MySQL Left Join with conditional

It seems pretty simple i have a table 'question' which stores a list of all questions and a many to many table which sits between 'question' and 'user' called 'question_answer'.
Is it possible to do one query to get back all questions within questions table and the ones a user has answered with the un answered questions being NULL values
question:
| id | question |
question_answer:
| id | question_id | answer | user_id |
I am doing this query, but the condition is enforcing that only the questions answered are returned. Will i need to resort to nested select?
SELECT * FROM `question` LEFT JOIN `question_answer`
ON question_answer.question_id = question.id
WHERE user_id = 14583461 GROUP BY question_id
if user_id is in the outer joined to table then your predicate user_id = 14583461 will result in not returning any rows where user_id is null i.e. the rows with unanswered questions.

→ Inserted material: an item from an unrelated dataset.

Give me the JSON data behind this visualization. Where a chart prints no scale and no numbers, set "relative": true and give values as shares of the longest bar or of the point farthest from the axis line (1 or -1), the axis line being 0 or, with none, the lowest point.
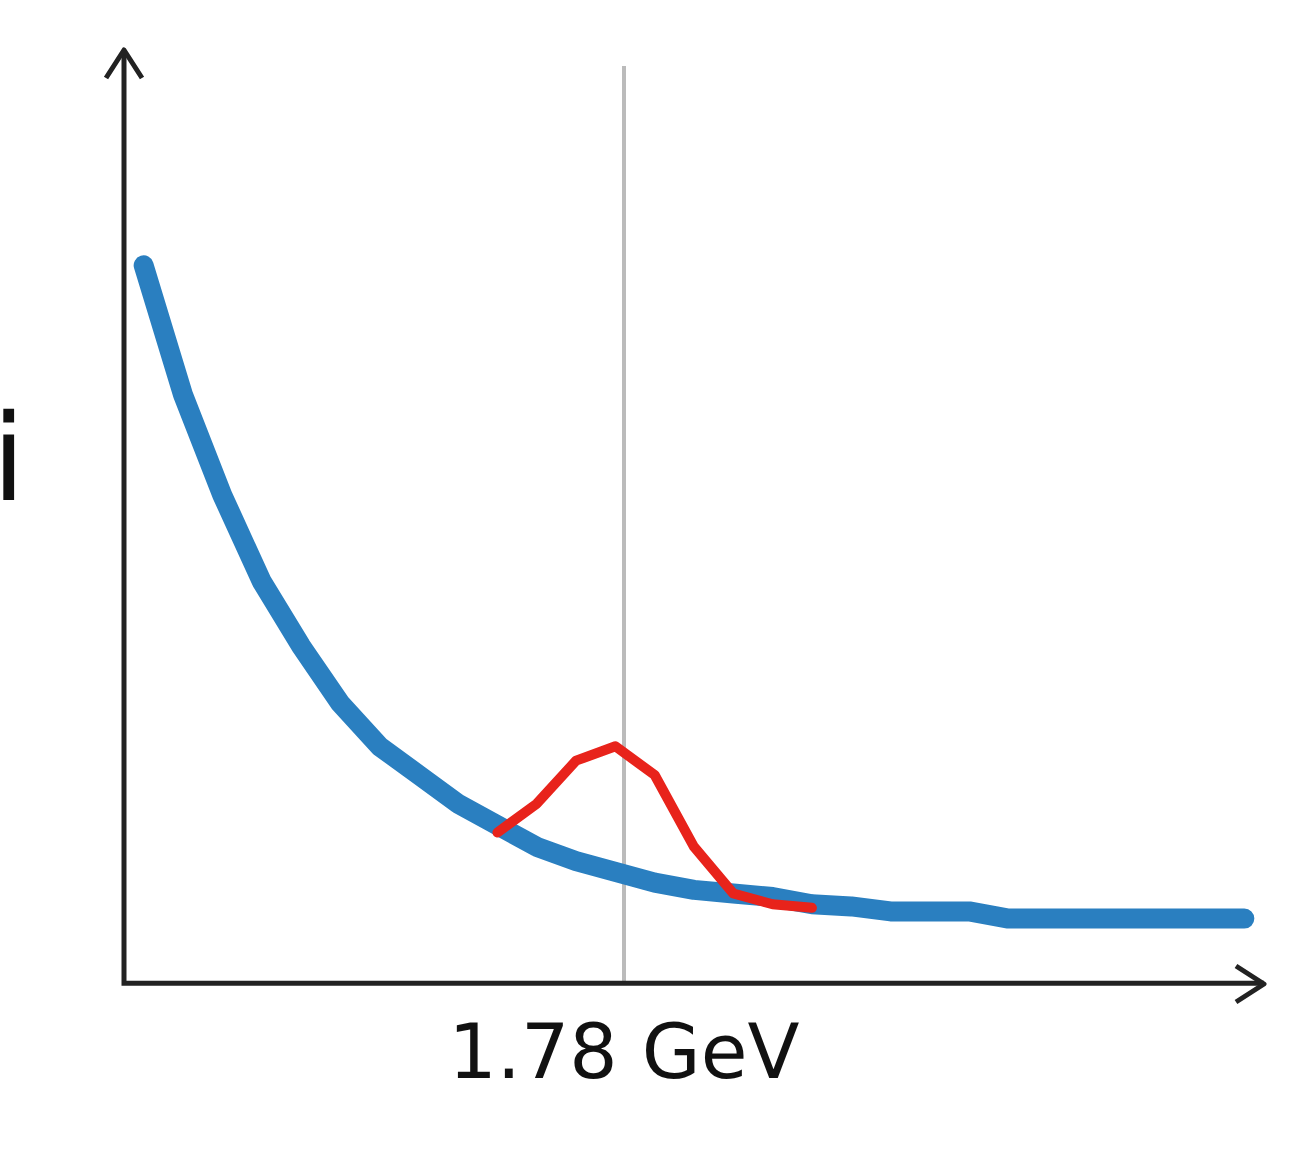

You need to say "user_id = 14583461 or user_id is null"
Shouldn't you use RIGHT JOIN?
SELECT * FROM question_answer RIGHT JOIN question ON question_answer.question_id = question.id
WHERE user_id = 14583461 GROUP BY question_id
something like this might help (http://pastie.org/1114844)

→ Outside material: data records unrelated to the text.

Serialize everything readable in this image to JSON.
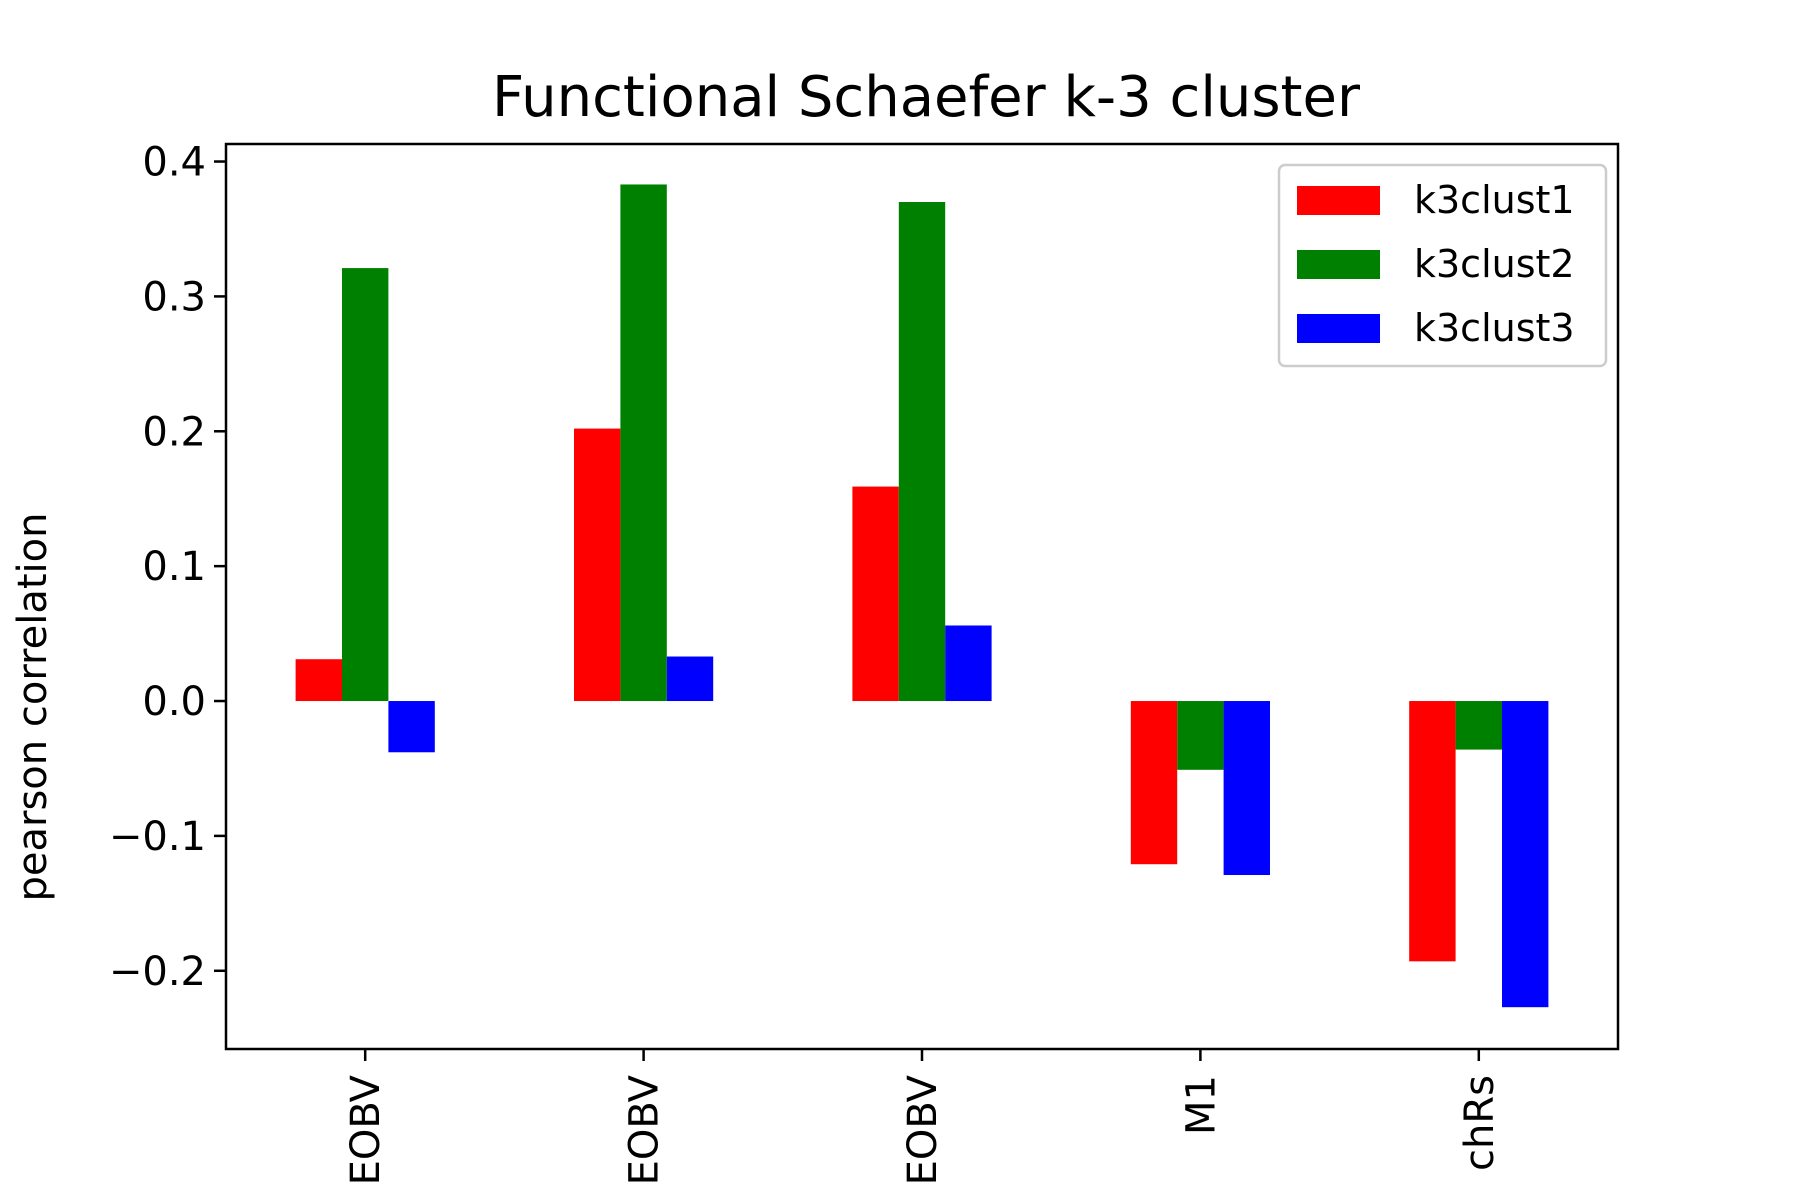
{
  "chart_data": {
    "type": "bar",
    "title": "Functional Schaefer k-3 cluster",
    "ylabel": "pearson correlation",
    "xlabel": "",
    "categories": [
      "EOBV",
      "EOBV",
      "EOBV",
      "M1",
      "chRs"
    ],
    "series": [
      {
        "name": "k3clust1",
        "color": "#ff0000",
        "values": [
          0.031,
          0.202,
          0.159,
          -0.121,
          -0.193
        ]
      },
      {
        "name": "k3clust2",
        "color": "#008000",
        "values": [
          0.321,
          0.383,
          0.37,
          -0.051,
          -0.036
        ]
      },
      {
        "name": "k3clust3",
        "color": "#0000ff",
        "values": [
          -0.038,
          0.033,
          0.056,
          -0.129,
          -0.227
        ]
      }
    ],
    "ylim": [
      -0.258,
      0.413
    ],
    "yticks": [
      0.4,
      0.3,
      0.2,
      0.1,
      0.0,
      -0.1,
      -0.2
    ],
    "ytick_labels": [
      "0.4",
      "0.3",
      "0.2",
      "0.1",
      "0.0",
      "−0.1",
      "−0.2"
    ],
    "legend_placement": "top-right",
    "grid": false
  }
}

drop table if exists users;
create table users
(
user_id int unsigned not null auto_increment primary key,
username varchar(32) not null
)engine=innodb;
drop table if exists question;
create table question
(
question_id int unsigned not null auto_increment primary key,
ques varchar(255) not null
)engine=innodb;
drop table if exists question_ans;
create table question_ans
(
user_id int unsigned not null,
question_id int unsigned not null,
ans varchar(255) not null,
primary key (user_id, question_id)
)engine=innodb;
insert into users (username) values
('user1'),('user2'),('user3'),('user4');
insert into question (ques) values
('question1 ?'),('question2 ?'),('question3 ?');
insert into question_ans (user_id,question_id,ans) values
(1,1,'foo'), (1,2,'mysql'), (1,3,'php'),
(2,1,'bar'), (2,2,'oracle'),
(3,1,'foobar');
select
u.*,
q.*,
a.ans
from users u
cross join question q
left outer join question_ans a on a.user_id = u.user_id and a.question_id = q.question_id
order by
u.user_id,
q.question_id;
select
u.*,
q.*,
a.ans
from users u
cross join question q
left outer join question_ans a on a.user_id = u.user_id and a.question_id = q.question_id
where
u.user_id = 2
order by
q.question_id;
edit: added some stats/explain plan & runtime:
runtime: 0.031 (10,000 users, 1000 questions, 3.5 million answers)
select count(*) from users
count(*)
========
10000
select count(*) from question
count(*)
========
1000
select count(*) from question_ans
count(*)
========
3682482
explain
select
u.*,
q.*,
a.ans
from users u
cross join question q
left outer join question_ans a on a.user_id = u.user_id and a.question_id = q.question_id
where
u.user_id = 256
order by
u.user_id,
q.question_id;
id select_type table type possible_keys key key_len ref rows Extra
== =========== ===== ==== ============= === ======= === ==== =====
1 SIMPLE u const PRIMARY PRIMARY 4 const 1 Using filesort
1 SIMPLE q ALL 687
1 SIMPLE a eq_ref PRIMARY PRIMARY 8 const,foo_db.q.question_id 1
Move the user_id predicate into the join condition. This will then ensure that all rows from question are returned, but only rows from question_answer with the specified user ID and question ID.
SELECT * FROM question
LEFT JOIN question_answer ON question_answer.question_id = question.id
AND user_id = 14583461
ORDER BY user_id, question_id